Home >Money >Calculators >You can invest up to $125,000 overseas in a financial year

According to Dubai Land Department, Indians were the top international investors in the first quarter of 2014. Over the 12 months ended March 2014, buyers from India purchased properties in the U.S. worth an estimated $5.8 billion, which was about 6% of the total international sales, according to a US National Association of Realtors report. This is an indication of Indians’ interest in investing abroad, especially real estate.

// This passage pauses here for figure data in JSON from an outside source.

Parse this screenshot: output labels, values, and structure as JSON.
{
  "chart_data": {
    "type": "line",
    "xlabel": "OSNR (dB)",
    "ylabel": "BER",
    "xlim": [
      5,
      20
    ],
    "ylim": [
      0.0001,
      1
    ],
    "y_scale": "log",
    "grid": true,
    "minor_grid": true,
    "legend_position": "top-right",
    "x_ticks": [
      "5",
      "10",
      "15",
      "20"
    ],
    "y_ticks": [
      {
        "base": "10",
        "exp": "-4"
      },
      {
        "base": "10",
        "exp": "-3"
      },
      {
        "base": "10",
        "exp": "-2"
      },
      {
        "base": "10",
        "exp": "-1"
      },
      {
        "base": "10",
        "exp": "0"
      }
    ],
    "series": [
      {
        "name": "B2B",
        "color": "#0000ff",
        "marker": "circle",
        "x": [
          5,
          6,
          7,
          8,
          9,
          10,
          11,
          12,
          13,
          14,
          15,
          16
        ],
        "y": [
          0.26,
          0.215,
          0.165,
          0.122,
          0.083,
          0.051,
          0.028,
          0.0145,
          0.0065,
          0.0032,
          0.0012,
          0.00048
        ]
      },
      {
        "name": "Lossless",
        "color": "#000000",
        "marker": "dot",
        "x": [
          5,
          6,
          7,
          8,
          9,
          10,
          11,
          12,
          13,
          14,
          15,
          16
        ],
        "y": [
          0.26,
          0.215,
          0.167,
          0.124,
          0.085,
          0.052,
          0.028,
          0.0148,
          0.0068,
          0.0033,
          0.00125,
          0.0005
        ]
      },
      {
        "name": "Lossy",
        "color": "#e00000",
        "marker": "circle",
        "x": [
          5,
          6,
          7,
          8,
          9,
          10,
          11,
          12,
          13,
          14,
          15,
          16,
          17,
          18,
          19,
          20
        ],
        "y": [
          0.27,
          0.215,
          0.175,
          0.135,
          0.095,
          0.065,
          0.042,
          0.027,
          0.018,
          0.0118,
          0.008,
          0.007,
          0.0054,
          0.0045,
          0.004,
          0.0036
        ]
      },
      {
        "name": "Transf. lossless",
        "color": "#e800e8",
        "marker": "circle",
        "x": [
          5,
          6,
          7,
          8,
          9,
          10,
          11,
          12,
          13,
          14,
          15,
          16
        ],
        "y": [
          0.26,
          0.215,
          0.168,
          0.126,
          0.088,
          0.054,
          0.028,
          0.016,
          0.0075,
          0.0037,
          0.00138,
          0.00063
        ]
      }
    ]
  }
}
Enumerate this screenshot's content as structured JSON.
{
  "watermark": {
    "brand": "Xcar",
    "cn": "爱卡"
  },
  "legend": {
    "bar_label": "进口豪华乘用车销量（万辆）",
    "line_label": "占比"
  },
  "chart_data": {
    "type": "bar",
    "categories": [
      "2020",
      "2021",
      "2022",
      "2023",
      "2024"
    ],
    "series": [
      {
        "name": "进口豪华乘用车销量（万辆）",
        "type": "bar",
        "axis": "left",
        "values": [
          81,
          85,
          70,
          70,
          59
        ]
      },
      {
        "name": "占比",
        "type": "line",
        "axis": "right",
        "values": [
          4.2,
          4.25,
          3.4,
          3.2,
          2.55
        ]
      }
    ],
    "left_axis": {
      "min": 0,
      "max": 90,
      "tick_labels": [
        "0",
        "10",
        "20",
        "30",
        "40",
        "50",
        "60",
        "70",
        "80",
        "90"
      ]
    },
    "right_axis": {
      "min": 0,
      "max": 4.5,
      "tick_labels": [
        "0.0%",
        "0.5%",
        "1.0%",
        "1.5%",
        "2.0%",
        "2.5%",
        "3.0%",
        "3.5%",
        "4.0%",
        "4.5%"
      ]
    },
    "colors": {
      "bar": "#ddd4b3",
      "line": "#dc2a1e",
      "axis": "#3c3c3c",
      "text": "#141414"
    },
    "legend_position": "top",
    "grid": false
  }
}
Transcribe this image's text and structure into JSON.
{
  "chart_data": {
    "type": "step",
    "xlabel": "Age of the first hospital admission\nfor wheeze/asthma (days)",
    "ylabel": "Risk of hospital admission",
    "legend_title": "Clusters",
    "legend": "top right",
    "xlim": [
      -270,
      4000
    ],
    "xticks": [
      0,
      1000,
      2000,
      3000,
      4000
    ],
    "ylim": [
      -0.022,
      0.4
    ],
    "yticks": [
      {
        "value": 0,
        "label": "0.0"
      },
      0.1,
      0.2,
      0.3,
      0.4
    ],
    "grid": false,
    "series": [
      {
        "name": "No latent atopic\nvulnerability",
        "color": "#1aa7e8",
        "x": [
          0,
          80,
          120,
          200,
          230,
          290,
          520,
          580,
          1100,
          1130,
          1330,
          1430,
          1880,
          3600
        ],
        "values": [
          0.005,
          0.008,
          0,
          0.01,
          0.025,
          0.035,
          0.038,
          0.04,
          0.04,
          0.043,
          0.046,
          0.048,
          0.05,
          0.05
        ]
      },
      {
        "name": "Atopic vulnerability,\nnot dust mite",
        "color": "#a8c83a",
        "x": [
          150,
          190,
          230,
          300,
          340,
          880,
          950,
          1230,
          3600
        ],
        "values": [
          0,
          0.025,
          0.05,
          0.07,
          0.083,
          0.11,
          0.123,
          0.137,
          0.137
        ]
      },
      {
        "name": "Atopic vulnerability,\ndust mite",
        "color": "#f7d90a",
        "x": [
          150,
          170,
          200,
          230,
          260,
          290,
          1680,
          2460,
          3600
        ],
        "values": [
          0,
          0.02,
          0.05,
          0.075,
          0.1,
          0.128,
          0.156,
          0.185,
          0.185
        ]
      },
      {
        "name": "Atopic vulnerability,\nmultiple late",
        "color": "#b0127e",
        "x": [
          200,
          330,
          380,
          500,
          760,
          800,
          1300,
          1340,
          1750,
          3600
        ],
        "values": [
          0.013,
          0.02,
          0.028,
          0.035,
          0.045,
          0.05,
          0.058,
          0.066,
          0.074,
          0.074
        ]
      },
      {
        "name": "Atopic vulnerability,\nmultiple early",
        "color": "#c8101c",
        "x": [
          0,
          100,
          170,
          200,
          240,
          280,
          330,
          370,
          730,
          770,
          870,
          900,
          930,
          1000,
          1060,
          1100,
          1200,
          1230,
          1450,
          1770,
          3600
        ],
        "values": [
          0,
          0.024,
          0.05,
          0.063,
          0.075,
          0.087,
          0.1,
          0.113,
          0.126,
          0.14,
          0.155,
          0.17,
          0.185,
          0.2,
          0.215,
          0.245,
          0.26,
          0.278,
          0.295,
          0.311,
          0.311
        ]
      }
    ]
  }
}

Investing globally in any instrument diversifys an investor’s portfolio. Apart from investing in international mutual funds, you can invest directly also. Under the Liberalised Remittance Scheme (LRS) of the Reserve Bank of India’s (RBI), Indian investors are allowed to invest abroad. The remittance limit went up from $25,000 per calendar year to $200,000 per financial year, but was reduced to $75,000 per financial year in 2013. This year, in July, it was raised to $125,000. According to the prevailing regulations, resident individuals may remit up to $125,000 per financial year for any permitted capital and current account transaction or a combination of both.


You can buy and hold immovable property, shares or fixed income instruments abroad without RBI’s prior approval. You can also invest in mutual funds, exchange-traded funds, venture funds, unrated debt securities and promissory notes and so on. But real estate remains popular.

The LRS restricts buying and selling of foreign currency convertible bonds issued by Indian companies, and foreign exchange trading. Margin trades are also not allowed. Geographically, you can’t invest in Bhutan, Nepal, Mauritius or Pakistan. You also can’t make remittances directly or indirectly to countries identified by the Financial Action Task Force as “non co-operative countries and territories".


You will have to designate a branch of an authorized dealer bank through which all the remittances will be made. You need to have maintained the account for a minimum of one year prior to the remittance or, go through the appropriate process, if you are a new customer. You may have to provide bank statements for the previous year to show source of funds. Copies of the latest income tax assessment order or return may also be asked for. Besides these, you need to furnish an application-cum-declaration in the specified format regarding the purpose of the remittance and ownership of funds.

You will not be able to make any more remittances once you reach the limit of $125,000 in a financial year, even if the proceeds of the investments have been brought back into the country.